The Italian gas market is the fourth most important in Europe, with consumption equal to approximately 67 billion cubic meters in 2015 and withdrawal peaks from the network of 340 million cubic meters per day. Of this amount, 90% is imported mainly from non-EU countries through cross-border methane pipelines and, to a minor extent, through LNG terminals. On some days of the year the difference between the gas available in the network and the gas consumed by end users is particularly high and the gas storages currently in operation in Italy only staisfy about one third of the domestic consumption.

In fact, as estimated by the competent authorities (Ministry of Economic Development and the Italian Regulatory Authority for Electricity Gas and Water), Italy lacks a daily withdrawal capacity of 65 billion cubic meters of gas per day. In addition, consumption will amount to between 65 and 75 billion cubic meters per year by 2030 (Source: ENTSOG, Ten Year Network Development Plan, 2016), of which approximately 48% is attributable to residential consumption, 30% to industrial consumption and 22% to consumption for the production of electricity (Source: IGS elaboration of SNAM S.p.A data).

This capacity deficit has to be filled in order to ensure the functionality and security of the energy supply system without resorting to emergency measures, as occurred in 2006, 2010 and 2012.

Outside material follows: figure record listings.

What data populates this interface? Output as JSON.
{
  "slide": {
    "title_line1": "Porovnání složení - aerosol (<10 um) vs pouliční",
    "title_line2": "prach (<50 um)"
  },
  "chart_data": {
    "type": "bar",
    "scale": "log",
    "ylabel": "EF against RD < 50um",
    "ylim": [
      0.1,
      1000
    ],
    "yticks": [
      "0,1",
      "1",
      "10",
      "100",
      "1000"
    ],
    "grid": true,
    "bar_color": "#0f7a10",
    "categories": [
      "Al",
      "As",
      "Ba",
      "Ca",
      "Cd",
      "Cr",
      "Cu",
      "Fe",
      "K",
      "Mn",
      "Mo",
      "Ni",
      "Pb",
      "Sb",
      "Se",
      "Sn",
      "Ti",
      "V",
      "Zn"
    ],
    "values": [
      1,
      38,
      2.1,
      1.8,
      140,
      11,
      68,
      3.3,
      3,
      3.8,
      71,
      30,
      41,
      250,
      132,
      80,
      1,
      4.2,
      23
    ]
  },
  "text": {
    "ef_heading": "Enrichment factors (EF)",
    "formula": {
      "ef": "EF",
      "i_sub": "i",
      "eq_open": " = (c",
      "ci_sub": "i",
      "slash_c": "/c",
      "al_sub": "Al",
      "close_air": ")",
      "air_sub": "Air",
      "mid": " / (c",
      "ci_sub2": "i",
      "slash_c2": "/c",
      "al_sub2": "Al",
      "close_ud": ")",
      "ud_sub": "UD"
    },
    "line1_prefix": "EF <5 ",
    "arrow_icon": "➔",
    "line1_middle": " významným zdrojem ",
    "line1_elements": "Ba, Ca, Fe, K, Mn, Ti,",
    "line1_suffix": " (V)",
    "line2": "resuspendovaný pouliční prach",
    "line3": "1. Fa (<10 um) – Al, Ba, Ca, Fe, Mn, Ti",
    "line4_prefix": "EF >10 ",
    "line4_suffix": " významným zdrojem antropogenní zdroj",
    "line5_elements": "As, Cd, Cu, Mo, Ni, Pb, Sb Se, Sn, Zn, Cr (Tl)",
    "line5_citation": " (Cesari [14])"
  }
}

The Ital Gas Storage facility can give a considerable and strategic support to the procurement system, with a contribution that can bridge 20% of the gap.

In an evolutionary scenario in Europe, Italy could play an important role in intercepting the new gas transit channels from South to Central and North Europe (reverse flow) and become the Mediterranean gas hub, with positive effects for all of Italy. In fact, the Cornegliano Laudense site will be connected to a very important gas junction where the main Italian and European gas pipelines merge, therefore contributing to the realisation of an Italian gas hub for Southern Europe.